Below are five unexpected causes of ERP systems failure:
- Unrealistic expectations at the start of the project. Not enough organizations go into their projects with realistic expectations. ERP vendors, consultants and sales reps unintentionally – and sometimes intentionally – mismanage these expectations by selling the ease of implementation and glossing over the risks. Unrealistic expectations early in your project have a snowball effect that will lead to poor decisions later.
- The misinformed belief that change management won’t be difficult. Organizational change management and training is one of the most difficult components of ERP implementations. Many organizations don’t invest enough time and money in change management, and this is a key reason so many ERP projects fail. I can’t tell you how many clients have told us: “I wish we would have listened to you about how hard organizational change management would be.” It’s hard to understand until you’ve been through it, but I have yet to see one of our clients breeze through change management issues without any problems.

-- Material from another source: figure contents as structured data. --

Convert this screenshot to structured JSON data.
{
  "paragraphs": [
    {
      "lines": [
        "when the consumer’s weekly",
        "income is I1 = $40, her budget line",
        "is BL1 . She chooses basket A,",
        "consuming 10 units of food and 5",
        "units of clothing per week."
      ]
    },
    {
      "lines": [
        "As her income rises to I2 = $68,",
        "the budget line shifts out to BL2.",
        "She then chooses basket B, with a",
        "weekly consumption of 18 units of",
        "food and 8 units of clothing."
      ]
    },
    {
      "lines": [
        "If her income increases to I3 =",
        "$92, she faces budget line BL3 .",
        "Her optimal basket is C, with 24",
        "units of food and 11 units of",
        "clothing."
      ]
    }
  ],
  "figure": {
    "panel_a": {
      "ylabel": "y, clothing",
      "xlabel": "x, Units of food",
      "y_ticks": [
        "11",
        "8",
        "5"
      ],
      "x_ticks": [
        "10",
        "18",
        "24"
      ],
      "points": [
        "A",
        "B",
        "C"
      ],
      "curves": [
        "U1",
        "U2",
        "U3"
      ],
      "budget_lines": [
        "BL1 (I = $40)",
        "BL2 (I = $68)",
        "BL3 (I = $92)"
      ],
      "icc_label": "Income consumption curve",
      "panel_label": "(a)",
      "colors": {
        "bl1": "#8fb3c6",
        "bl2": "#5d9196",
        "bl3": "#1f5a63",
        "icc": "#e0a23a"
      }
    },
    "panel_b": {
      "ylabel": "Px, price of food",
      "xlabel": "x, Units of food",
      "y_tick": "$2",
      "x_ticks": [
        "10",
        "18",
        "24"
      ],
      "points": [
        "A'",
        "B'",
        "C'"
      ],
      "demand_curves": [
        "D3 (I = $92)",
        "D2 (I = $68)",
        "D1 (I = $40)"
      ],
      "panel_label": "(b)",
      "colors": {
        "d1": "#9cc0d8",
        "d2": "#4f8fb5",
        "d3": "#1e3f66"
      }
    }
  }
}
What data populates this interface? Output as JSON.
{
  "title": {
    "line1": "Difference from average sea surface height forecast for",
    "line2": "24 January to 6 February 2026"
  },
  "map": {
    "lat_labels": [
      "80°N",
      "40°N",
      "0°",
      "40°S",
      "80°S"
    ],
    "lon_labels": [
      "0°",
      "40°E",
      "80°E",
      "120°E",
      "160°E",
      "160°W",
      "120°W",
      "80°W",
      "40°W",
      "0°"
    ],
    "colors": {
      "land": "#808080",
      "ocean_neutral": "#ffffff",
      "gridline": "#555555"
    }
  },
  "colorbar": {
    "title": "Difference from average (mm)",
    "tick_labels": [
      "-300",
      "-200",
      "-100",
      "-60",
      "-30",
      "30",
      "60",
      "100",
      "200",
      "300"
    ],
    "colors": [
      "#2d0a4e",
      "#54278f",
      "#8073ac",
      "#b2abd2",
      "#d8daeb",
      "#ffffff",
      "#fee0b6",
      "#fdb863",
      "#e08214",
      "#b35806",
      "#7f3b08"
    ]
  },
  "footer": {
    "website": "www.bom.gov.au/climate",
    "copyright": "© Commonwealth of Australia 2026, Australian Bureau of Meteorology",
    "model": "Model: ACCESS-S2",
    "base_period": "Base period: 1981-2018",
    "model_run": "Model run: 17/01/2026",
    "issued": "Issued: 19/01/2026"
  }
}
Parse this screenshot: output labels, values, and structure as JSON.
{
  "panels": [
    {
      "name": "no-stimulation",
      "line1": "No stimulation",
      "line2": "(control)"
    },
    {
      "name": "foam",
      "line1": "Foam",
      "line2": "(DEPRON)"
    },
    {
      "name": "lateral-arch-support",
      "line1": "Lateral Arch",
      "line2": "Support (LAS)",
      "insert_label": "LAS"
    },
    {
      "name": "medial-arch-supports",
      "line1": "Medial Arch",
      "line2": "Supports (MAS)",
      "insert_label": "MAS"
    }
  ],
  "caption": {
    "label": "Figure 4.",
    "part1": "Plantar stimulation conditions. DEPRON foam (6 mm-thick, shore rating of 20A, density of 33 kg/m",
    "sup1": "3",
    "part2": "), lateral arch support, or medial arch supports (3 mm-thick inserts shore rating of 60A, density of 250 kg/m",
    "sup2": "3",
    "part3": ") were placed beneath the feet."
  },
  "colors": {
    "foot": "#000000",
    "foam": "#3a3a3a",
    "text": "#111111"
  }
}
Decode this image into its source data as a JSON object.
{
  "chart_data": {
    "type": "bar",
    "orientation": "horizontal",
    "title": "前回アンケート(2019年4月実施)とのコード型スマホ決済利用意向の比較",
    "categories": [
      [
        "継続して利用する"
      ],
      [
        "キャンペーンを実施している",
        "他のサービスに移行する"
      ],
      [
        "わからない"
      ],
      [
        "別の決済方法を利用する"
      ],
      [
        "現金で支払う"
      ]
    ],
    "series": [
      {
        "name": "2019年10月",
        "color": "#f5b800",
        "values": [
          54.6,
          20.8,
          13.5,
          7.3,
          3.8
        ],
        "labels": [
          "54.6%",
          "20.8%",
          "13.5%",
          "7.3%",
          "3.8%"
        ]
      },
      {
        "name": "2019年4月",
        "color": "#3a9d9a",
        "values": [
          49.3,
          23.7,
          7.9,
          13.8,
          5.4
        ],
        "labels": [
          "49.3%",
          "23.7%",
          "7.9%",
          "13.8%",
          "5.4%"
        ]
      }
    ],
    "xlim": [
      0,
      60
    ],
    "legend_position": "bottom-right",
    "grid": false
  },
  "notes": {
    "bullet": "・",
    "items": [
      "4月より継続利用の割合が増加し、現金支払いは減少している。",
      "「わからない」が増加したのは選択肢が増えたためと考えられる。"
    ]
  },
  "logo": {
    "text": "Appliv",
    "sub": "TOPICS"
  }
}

- Too little attention to business processes. “Pre-configured industry solutions” and “out of the box best practices” are some of the most misleading and distorted terms in the industry. While they do exist, they don’t negate the need to define how your business processes will look in the future. Sure, your selected ERP system may tell you which screens you will use and which buttons you will push, but it can’t tell you how to run your business and how your information will flow. That’s up to you. Make sure you spend the time on business process management up front to ensure that your implementation goes smoothly.
- Too much customization and too little focus on data migration. Most organizations begin projects expecting little to no customization, but in reality, some sort of customization is always necessary. Many ERP consultants love customization because it plays to their skill set and increases their fees, while they dislike data migration and like to pass it off to their clients to handle. Both of these technical issues can creep up and derail your project if not properly managed. Because of this, it is critical to carefully manage them and start on both as early as possible. You can mitigate this risk by finding an ERP consultant who can properly handle them.
- Lack of executive buy-in and support. None of the above matters if your executive team doesn’t fully support the project. The executive team may have signed off on the project budget, but they need to do much more than that for the project to be successful. They will need to form an executive steering committee, make key decisions about how business processes will be performed (see #3 above), address any resource or change management issues and make other tough decisions related to scope, budget and benefits realization. Your project will fail without this time commitment from the executive team.
If you can avoid these five pitfalls, you will be well on your way to a successful ERP implementation.